Perhaps it was the stress of what had he had seen and experienced as a Scout that drove Gates to the bottle, perhaps he had a predisposition to alcohol? Whatever the case may be he took to drinking rather heavily which had disastrous consequences. The Western Times of 26 November 1901 carried the sad tidings under the banner “Casualties”:
“Lieut. Charles Atkinson Gates of the Cape Colony Cyclist Corps, died at Naauwpoort on November 22, and enquiries are being made as to the cause of his death.”

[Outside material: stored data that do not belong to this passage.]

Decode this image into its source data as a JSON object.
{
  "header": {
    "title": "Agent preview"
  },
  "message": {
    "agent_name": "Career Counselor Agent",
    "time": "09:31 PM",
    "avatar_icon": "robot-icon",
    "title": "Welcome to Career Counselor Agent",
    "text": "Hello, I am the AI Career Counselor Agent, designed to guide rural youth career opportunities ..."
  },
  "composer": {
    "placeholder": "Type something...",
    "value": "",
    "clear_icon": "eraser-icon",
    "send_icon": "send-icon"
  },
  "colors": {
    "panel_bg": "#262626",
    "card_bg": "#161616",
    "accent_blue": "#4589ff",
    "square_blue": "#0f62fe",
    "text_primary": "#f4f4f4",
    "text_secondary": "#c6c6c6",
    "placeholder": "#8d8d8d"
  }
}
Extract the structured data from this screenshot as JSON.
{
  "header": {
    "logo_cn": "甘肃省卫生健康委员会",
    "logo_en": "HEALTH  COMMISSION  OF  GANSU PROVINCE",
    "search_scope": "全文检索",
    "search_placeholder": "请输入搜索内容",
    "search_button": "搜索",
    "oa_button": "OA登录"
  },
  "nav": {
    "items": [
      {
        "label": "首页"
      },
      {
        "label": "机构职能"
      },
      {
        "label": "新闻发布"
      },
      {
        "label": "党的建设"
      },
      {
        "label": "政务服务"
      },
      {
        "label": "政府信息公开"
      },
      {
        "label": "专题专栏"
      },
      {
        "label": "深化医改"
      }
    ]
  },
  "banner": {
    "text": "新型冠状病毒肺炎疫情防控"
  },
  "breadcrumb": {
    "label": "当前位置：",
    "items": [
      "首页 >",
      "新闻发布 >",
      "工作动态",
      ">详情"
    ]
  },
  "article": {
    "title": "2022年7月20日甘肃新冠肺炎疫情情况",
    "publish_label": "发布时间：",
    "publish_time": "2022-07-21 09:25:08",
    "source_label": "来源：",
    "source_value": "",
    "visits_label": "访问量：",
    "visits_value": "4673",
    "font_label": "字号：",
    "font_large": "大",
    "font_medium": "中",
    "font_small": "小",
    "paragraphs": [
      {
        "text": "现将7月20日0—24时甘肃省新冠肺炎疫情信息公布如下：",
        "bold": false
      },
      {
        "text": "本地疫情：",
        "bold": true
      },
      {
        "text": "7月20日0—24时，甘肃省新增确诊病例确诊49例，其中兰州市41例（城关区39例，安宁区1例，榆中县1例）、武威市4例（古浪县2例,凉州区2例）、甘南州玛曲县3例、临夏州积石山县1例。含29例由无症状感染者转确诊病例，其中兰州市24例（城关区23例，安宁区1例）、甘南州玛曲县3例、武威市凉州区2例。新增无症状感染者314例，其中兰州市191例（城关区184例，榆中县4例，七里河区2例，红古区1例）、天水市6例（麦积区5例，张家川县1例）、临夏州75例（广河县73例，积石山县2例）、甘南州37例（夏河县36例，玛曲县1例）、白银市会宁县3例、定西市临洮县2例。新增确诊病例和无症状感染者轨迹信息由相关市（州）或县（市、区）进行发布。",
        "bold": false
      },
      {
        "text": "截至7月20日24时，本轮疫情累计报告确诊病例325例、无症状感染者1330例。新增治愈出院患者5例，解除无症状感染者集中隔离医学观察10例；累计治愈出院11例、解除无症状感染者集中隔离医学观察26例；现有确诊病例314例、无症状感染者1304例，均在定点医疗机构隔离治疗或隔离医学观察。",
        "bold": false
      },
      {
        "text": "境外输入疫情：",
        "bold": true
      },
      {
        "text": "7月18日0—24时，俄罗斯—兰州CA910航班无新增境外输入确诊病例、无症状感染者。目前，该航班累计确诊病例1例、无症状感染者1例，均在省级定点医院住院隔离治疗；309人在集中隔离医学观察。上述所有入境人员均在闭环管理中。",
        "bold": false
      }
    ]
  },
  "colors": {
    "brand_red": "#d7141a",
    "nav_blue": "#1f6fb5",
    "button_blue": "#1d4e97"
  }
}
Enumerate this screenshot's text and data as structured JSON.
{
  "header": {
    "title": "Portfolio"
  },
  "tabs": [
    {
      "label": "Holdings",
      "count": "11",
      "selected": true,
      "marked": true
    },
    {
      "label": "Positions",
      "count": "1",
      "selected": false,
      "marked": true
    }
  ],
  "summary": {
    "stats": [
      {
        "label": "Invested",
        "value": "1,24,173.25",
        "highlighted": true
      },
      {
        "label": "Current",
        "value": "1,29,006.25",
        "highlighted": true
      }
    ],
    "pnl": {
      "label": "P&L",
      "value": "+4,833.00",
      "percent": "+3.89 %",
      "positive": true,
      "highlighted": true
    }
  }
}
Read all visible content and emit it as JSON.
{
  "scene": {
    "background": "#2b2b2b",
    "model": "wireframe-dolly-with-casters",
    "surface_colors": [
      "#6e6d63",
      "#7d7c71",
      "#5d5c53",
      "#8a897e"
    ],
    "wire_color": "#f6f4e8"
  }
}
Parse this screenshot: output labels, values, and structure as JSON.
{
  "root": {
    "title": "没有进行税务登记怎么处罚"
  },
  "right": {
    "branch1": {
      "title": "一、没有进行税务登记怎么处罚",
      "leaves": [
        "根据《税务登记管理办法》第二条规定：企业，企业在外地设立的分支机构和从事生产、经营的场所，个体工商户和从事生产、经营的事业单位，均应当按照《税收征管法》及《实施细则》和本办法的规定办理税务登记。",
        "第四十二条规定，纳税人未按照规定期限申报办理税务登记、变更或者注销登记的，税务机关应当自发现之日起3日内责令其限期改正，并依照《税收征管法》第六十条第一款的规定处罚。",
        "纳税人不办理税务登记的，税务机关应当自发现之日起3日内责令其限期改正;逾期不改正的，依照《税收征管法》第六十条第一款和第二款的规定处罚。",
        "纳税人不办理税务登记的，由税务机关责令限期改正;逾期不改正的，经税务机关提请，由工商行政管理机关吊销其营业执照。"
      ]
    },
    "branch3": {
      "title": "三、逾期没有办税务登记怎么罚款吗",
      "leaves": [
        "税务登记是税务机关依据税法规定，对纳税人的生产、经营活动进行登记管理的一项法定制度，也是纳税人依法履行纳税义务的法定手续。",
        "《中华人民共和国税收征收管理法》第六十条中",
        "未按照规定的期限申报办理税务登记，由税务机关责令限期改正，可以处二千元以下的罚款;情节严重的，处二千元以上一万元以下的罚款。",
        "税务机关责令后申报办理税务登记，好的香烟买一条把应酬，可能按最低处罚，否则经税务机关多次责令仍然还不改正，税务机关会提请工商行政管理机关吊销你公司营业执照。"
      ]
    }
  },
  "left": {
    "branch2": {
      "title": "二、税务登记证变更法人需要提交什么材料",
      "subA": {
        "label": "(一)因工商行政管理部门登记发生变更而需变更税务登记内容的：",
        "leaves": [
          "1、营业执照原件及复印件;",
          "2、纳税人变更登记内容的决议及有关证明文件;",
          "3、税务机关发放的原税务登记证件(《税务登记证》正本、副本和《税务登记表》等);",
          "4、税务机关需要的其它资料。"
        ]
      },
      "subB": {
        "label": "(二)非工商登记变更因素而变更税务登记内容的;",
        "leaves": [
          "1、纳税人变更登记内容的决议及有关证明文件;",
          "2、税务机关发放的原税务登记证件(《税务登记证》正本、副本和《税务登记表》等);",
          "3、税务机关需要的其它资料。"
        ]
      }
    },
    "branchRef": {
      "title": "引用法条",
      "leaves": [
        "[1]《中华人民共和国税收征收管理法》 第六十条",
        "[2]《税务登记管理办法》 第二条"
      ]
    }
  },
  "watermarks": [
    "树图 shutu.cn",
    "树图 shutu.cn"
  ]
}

His Death Notice, signed at Rondebosch, Cape Town by his wife on 13 January 1903, confirmed that he was 37 years and 6 months old when he died at the Field Hospital in Naauwpoort and that, aside from his wife, he was survived by his daughter, Gladys Mabel Gates. But it was the death certificate completed by the District Surgeon on 30 December 1901 that provided the cause of death – this read that at Naauwpoort in the Colesburg district, Gates had passed away from Delirium Tremens – a condition associated with the excessive consumption of alcohol. He had suffered for two days before his demise.
His Queens medal was issued posthumously, off the C.C.C.C. roll dated at Cape Town on 19 August 1903. His wife Alice Julia Gates passed away in Pretoria on 18 September 1930.